Na denúncia do Ministério Público estadual do Rio, à qual o EXTRA também teve acesso, o promotor Diogo Erthal Alves da Costa afirma que os homicídios foram cometidos por motivo torpe, “sendo a execução das vítimas ato de odiosa e abjeta limpeza social, eliminação de indivíduos indesejáveis”. Os PMs foram denunciados por dois homicídios duplamente qualificados (motivo torpe e com emprego de recurso que impossibilitou a defesa das vítimas).

“Após abordagem violenta, tendo sido arrecadada uma arma de fogo ou simulacro, os denunciados Julio Cesar e Jorge Luiz empregaram recurso que impossibilitou a defesa, pois, aproveitando-se do armamento que portavam, das algemas, da viatura e da condição de policiais militares, dominaram as vítimas, conduzindo-as, já subjugadas, para serem executadas”, escreveu o promotor na denúncia.

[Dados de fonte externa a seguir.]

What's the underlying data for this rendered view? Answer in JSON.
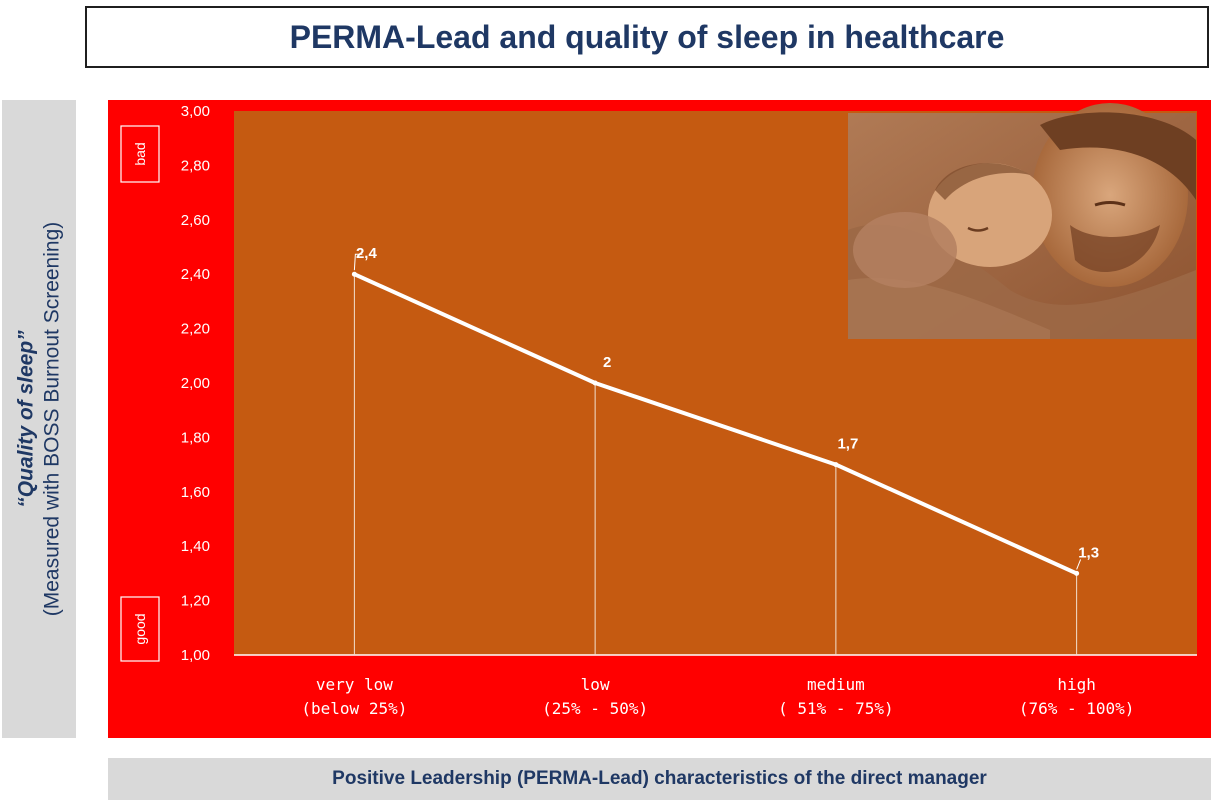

Diante das suspeitas da participação de outras pessoas no crime, no fim do mês passado, o promotor solicitou ao comando do 39º BPM informações do GPs de todas as viaturas da unidade na madrugada do crime. A PM, no entanto, respondeu que já não possui mais os dados em seu sistema.

Os dois policiais militares permanecem presos no Batalhão Especial Prisional da PM em Niterói, na Região Metropolitana do Rio. Jhorden e Edson sumiram na madrugada de 13 de dezembro do ano passado, após terem sido abordados por Julio Cesar e Custodio no bairro Vila Mercedes, em Belford Roxo. Os rapazes estavam em uma moto.

Câmeras de segurança flagraram o momento da abordagem. Após terem sido parados por um dos policiais, os amigos caem da motocicleta. Em seguida, sofrem algumas agressões, são algemados e colocados dentro da viatura. Uma arma foi encontrada com os rapazes.

Os jovens não foram levados pelos policiais para a delegacia. Eles foram encontrados mortos no dia seguinte por familiares, a oito quilômetros do local da abordagem. Os parentes das vítimas conseguiram as imagens de câmeras de segurança que flagraram a abordagem e foram até o 39º BPM.

O comando do batalhão encaminhou os dois PMs à DHBF. Na unidade, em depoimento, eles alegaram que liberaram os jovens cerca de 40 metros após terem colocado ambos na viatura. Os dados do GPs do carro, no entanto, derrubaram a versão dos policiais, demonstrando que eles não pararam no local indicado.

Os dados também revelam que os militares não estiveram no local onde os jovens foram encontrados mortos, mais um indicativo de que não foram os responsáveis por terem executado os rapazes.